Columnist George E Curry

While everyone was recently fixated on Jesse Jackson’s expressed interest in castrating Barack Obama almost overlooked was another insult to Obama made by John McLaughlin, host of the McLaughlin Group.

McLaughlin asked, “Does it frost Jackson, Jesse Jackson, that someone like Obama, who fits the stereotype blacks once labeled as an Oreo – a black on the outside, a white on the inside – that an Oreo should be the beneficiary of the long civil rights struggle which Jesse Jackson spent his lifetime fighting for?”

First, calling someone an Oreo is as outdated as wearing Ivy League pants. Second, who is McLaughlin to reduce Obama and all that he has accomplished to a racial stereotype? Third, Obama is not black on the outside and white on the inside; he’s black and white inside and out. That puts him in a unique position to help narrow the racial divide in this country.

While we’re on the subject Jesse Jackson, anyone who has been around him for any length of time probably wasn’t surprised by the coarse language he used to describe what he would like to do to Obama. Knowing how crude Jackson can be, my first response was: “That’s all they caught on tape?”

Obama has run a successful presidential campaign without any guidance from Jesse Jackson. I suspect that irritates Jackson and, hence, the crude outburst. Obama frequently pays homage to civil rights warriors who have come before him – he did that again at the NAACP convention in Cincinnati – but that doesn’t mean he needs to win Jackson’s stamp of approval before deciding on a course of action.

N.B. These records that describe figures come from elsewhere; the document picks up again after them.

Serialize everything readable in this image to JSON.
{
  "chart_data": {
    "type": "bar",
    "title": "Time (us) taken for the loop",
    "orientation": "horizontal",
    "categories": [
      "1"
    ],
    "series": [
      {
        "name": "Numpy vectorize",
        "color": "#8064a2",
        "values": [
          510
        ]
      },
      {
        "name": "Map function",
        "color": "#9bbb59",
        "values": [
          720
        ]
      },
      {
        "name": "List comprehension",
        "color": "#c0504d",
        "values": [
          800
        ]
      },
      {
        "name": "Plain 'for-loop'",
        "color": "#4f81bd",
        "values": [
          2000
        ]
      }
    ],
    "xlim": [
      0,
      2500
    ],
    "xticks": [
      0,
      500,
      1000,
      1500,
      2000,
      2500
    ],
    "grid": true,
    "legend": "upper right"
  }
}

This whole notion of “Who Speaks for the Negro?” – the title of a 1965 book by Warren Penn Warren – received a big jolt with the release of an annual Gallup Poll. The public opinion group reported that 29 percent of African Americans cite Obama as the leader they would choose as their spokesperson on racial issues. Far back in second place was Al Sharpton at 6 percent and Jesse Jackson with 4 percent. This is the first known national poll where Sharpton outranks Jackson.

With a sample of only 608 blacks and a margin of error of plus or minus 4 percent, I have my doubts about the validity of this poll, especially when it found that Bill and Hillary Clinton, with a ranking of 3 percent each, have three times the level of support on racial issues of Minister Louis Farrakhan, Colin Powell and Bill Cosby, all tied at 1 percent each.